Grünen-Parteichef Robert Habeck hat einen gesetzlichen Anspruch auf Homeoffice im Kampf gegen die Corona-Pandemie gefordert.

"Das ist ein sehr leicht durchzusetzendes Instrument", sagte Habeck am Montag im ARD-"Morgenmagazin". 40 Prozent der Menschen in Deutschland könnten von zuhause aus arbeiten, aber nur 14 Prozent täten dies aktuell, sagte er. "Wir waren schon mal besser."

Als zweites Instrument forderte Habeck den Einsatz von FFP2-Masken möglichst überall im öffentlichen Leben. "Es wäre sinnvoll, die FFP2-Masken, die sehr teuer sind, zu subventionieren und sie für diejenigen, die es nicht so dicke haben, kostenlos abzugeben." FFP2-Masken schützen besser vor Ansteckung als herkömmliche Stoffmasken.

Robert Habeck ist der Bundesvorsitzende von Bündnis 90/Die Grünen und will in Deutschland mehr FFP2-Masken verteilen.
Robert Habeck ist der Bundesvorsitzende von Bündnis 90/Die Grünen und will in Deutschland mehr FFP2-Masken verteilen.  © Kay Nietfeld/dpa

Update, 18. Januar, 8.32 Uhr: Einreise nach Großbritannien nur noch mit negativem Corona-Test

Für Reisen nach Großbritannien ist seit Montagmorgen ein negativer Test vor der Einreise notwendig.

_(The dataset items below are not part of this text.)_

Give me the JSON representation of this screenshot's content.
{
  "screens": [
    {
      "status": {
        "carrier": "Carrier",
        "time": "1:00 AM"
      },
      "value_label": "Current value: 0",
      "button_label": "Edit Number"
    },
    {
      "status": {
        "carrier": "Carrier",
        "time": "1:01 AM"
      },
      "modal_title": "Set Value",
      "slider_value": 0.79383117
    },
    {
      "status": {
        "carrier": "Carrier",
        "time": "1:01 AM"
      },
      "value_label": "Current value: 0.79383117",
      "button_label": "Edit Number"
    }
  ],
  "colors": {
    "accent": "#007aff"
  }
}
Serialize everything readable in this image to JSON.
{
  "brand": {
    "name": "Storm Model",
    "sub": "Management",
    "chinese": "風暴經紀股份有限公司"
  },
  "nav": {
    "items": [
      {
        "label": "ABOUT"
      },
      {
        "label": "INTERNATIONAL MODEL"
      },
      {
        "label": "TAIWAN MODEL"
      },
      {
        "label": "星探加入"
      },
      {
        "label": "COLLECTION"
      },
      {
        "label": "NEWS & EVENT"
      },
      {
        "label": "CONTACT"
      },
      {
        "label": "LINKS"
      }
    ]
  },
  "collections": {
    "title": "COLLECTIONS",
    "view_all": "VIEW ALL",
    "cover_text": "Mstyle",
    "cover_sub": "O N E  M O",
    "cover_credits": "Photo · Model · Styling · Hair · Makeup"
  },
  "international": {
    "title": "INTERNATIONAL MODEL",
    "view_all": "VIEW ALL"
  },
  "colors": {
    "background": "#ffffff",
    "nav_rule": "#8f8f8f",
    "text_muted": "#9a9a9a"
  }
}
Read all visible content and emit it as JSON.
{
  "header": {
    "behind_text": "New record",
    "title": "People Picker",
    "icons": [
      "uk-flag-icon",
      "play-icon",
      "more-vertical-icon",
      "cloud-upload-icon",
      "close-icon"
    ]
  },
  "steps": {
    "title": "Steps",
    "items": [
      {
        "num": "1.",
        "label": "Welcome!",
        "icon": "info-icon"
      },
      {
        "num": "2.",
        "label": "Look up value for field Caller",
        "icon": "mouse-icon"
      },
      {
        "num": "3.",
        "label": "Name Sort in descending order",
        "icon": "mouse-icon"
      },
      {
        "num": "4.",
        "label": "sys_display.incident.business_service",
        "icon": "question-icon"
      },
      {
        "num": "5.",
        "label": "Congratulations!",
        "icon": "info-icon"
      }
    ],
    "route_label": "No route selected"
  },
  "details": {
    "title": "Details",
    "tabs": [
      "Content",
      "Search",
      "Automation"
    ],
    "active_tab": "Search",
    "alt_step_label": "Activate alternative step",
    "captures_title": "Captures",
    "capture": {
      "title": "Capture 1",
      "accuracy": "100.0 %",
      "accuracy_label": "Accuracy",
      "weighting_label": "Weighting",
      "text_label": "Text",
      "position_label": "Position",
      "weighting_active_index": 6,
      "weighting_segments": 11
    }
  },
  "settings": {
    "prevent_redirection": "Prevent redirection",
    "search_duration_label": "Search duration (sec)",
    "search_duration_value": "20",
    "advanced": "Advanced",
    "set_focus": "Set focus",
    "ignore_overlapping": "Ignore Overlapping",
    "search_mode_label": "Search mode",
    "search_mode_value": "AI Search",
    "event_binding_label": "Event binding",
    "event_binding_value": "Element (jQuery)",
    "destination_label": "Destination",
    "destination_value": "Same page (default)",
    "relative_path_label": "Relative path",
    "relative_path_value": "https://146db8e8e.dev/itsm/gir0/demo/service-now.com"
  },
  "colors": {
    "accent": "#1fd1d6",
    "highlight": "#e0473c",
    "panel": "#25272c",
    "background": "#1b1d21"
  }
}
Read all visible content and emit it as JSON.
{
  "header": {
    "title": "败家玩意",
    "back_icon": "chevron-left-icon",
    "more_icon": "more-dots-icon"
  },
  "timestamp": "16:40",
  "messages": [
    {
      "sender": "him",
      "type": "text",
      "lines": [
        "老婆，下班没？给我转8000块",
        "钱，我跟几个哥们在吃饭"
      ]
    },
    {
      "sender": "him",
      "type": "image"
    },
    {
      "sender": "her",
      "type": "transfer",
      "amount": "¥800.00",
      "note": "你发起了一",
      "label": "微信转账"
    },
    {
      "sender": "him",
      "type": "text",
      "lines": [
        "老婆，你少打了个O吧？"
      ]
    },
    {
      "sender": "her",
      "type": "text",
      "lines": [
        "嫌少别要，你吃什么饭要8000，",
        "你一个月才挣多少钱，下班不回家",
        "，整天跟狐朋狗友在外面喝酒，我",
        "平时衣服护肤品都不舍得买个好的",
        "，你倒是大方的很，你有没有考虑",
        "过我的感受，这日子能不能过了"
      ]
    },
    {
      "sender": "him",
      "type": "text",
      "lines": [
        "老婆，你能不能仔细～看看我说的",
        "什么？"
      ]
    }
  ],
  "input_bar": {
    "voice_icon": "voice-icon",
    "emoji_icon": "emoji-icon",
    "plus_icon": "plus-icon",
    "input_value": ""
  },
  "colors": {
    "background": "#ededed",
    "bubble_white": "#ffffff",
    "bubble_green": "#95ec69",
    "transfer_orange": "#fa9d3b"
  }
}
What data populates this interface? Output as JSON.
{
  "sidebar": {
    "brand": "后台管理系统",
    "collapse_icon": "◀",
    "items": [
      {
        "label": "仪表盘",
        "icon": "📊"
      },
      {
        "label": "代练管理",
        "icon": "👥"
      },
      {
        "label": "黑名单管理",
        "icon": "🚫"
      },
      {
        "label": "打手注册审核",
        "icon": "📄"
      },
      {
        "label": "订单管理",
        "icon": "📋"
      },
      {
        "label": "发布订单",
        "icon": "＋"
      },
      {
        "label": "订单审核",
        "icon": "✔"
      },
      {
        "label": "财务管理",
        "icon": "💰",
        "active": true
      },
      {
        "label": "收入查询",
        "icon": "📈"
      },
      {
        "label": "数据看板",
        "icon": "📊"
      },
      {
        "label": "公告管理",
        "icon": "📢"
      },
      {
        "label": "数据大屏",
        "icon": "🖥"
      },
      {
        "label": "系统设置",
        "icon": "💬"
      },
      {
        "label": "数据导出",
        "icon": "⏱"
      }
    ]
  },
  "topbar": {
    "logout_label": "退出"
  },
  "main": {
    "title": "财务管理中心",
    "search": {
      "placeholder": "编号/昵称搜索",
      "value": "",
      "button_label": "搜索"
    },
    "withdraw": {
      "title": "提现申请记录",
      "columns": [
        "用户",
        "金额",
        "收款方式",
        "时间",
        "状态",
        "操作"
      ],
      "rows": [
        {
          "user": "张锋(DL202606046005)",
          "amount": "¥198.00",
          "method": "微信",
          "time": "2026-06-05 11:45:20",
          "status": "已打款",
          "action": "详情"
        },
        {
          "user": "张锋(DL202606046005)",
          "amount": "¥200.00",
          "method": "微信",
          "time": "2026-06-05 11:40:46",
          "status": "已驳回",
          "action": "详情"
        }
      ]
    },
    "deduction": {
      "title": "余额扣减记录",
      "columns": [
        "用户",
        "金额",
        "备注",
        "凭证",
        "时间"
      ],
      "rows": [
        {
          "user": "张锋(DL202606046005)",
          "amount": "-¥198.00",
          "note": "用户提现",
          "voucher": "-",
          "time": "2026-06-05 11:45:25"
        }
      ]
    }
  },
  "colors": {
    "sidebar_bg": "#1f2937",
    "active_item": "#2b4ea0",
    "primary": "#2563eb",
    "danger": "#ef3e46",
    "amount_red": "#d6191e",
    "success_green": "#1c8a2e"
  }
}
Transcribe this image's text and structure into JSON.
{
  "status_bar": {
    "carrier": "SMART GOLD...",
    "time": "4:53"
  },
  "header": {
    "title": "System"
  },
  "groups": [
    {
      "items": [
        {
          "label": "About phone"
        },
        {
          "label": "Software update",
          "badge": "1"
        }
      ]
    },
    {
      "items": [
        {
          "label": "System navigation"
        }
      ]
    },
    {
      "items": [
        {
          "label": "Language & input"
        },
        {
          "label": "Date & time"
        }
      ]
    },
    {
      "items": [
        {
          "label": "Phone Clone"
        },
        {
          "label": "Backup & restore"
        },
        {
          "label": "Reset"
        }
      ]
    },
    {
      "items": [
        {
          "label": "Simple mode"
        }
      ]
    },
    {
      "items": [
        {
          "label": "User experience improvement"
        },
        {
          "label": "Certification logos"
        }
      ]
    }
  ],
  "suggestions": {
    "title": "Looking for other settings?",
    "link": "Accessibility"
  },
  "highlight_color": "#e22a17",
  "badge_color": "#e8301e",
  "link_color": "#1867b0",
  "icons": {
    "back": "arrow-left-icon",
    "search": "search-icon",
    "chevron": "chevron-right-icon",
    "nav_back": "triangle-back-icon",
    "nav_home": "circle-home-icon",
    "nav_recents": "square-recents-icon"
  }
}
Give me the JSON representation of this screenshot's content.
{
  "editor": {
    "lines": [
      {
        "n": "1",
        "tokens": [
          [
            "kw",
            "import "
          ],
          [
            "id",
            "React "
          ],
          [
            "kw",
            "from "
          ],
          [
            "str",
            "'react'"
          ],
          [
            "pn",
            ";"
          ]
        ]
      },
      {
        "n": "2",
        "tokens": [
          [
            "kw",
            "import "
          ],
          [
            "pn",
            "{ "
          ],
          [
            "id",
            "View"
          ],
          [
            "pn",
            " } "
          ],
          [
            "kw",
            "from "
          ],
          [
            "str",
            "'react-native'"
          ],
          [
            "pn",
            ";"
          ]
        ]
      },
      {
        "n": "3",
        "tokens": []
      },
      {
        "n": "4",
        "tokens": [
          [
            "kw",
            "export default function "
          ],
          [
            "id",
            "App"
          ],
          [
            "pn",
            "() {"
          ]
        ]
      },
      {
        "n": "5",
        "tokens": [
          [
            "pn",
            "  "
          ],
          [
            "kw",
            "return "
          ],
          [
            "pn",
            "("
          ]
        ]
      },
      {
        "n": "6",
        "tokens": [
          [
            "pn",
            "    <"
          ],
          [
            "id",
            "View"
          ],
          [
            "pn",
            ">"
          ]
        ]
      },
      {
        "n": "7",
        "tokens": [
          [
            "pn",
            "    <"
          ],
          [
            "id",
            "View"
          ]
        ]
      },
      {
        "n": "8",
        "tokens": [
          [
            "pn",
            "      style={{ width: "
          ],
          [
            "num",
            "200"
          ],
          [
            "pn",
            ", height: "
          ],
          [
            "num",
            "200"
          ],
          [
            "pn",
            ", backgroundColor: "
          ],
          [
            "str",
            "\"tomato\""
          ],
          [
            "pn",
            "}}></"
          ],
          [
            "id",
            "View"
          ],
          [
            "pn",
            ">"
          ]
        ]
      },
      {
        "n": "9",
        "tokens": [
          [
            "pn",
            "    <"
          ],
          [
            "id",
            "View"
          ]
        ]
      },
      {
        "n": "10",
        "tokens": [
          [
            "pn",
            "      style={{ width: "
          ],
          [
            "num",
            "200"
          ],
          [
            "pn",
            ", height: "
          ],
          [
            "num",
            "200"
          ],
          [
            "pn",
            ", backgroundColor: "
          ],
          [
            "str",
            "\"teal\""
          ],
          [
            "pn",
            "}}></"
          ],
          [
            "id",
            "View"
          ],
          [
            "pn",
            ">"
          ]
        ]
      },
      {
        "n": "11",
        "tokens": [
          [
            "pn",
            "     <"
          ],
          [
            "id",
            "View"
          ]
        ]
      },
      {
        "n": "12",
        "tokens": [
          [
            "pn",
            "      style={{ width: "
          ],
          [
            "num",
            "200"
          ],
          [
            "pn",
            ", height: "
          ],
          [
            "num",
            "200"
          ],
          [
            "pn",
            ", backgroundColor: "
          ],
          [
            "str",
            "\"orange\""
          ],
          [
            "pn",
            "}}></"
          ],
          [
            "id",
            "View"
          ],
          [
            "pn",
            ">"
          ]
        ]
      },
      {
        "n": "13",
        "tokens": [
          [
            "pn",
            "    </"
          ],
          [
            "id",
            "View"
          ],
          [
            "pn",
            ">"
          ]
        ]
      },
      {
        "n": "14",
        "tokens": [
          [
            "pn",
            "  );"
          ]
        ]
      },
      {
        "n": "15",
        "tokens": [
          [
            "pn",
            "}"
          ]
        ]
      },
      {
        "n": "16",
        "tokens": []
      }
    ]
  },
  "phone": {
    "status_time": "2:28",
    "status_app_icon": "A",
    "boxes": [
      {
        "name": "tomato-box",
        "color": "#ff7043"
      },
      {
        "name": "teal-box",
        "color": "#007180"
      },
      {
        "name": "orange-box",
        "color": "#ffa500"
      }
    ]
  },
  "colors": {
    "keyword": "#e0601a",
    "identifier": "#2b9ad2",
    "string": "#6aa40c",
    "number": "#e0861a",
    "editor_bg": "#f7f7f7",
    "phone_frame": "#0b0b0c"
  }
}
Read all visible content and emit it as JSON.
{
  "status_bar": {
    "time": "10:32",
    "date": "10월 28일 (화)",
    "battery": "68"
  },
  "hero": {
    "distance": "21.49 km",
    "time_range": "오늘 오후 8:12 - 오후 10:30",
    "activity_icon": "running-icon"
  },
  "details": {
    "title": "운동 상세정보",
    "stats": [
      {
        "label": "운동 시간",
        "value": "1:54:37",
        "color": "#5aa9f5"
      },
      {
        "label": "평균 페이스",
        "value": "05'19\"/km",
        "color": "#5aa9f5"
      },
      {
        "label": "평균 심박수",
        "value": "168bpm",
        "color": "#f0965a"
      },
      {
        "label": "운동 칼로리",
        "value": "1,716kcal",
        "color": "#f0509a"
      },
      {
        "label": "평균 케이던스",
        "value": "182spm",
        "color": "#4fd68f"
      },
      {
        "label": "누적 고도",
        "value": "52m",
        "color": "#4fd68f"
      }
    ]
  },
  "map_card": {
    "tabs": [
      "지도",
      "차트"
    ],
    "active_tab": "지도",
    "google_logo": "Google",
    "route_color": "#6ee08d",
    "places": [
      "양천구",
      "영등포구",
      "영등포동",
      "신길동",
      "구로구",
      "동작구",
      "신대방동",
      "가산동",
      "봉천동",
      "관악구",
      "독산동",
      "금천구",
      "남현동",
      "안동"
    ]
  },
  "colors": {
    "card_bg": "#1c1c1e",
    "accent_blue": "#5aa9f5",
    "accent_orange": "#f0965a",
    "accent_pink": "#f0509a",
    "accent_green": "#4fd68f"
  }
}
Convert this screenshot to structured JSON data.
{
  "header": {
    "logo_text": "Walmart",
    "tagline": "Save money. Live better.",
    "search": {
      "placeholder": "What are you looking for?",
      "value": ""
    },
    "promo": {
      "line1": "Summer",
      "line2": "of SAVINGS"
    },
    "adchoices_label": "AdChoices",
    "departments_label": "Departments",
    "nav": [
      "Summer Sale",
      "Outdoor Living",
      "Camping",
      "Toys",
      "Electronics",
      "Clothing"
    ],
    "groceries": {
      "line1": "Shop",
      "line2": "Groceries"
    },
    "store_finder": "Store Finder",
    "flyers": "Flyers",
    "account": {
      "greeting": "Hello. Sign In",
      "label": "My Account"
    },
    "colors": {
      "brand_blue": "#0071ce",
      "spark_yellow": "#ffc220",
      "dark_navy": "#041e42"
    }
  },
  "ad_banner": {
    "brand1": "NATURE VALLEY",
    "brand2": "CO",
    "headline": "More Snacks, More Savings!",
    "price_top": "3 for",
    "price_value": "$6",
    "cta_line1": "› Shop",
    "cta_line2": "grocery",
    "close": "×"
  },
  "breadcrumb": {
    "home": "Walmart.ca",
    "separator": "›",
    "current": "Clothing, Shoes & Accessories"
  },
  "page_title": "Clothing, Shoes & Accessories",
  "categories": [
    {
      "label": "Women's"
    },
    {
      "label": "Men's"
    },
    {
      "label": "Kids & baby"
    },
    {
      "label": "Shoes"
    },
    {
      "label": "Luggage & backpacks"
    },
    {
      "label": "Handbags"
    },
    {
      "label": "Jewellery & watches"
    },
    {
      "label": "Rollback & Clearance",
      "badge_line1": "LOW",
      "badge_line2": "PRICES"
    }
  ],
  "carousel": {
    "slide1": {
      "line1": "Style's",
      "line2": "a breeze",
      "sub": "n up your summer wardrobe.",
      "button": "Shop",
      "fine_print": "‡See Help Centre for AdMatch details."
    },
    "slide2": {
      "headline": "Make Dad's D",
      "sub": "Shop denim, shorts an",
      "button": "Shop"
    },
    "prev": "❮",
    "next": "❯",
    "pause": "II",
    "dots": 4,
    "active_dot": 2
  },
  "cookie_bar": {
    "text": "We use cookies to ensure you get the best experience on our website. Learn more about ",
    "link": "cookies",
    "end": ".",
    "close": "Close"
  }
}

Dieser darf nicht mehr als 72 Stunden zurückliegen, wie die britische Regierung in der vergangenen Woche mitgeteilt hatte.

Trotzdem müssen sich Einreisende nach ihrer Ankunft in eine zehntägige Quarantäne begeben - egal, aus welchem Land sie kommen. Diese Selbstisolation kann frühestens ab dem fünften Tag durch einen weiteren negativen Corona-Test beendet werden. Die Regelung soll bis mindestens Mitte Februar gelten.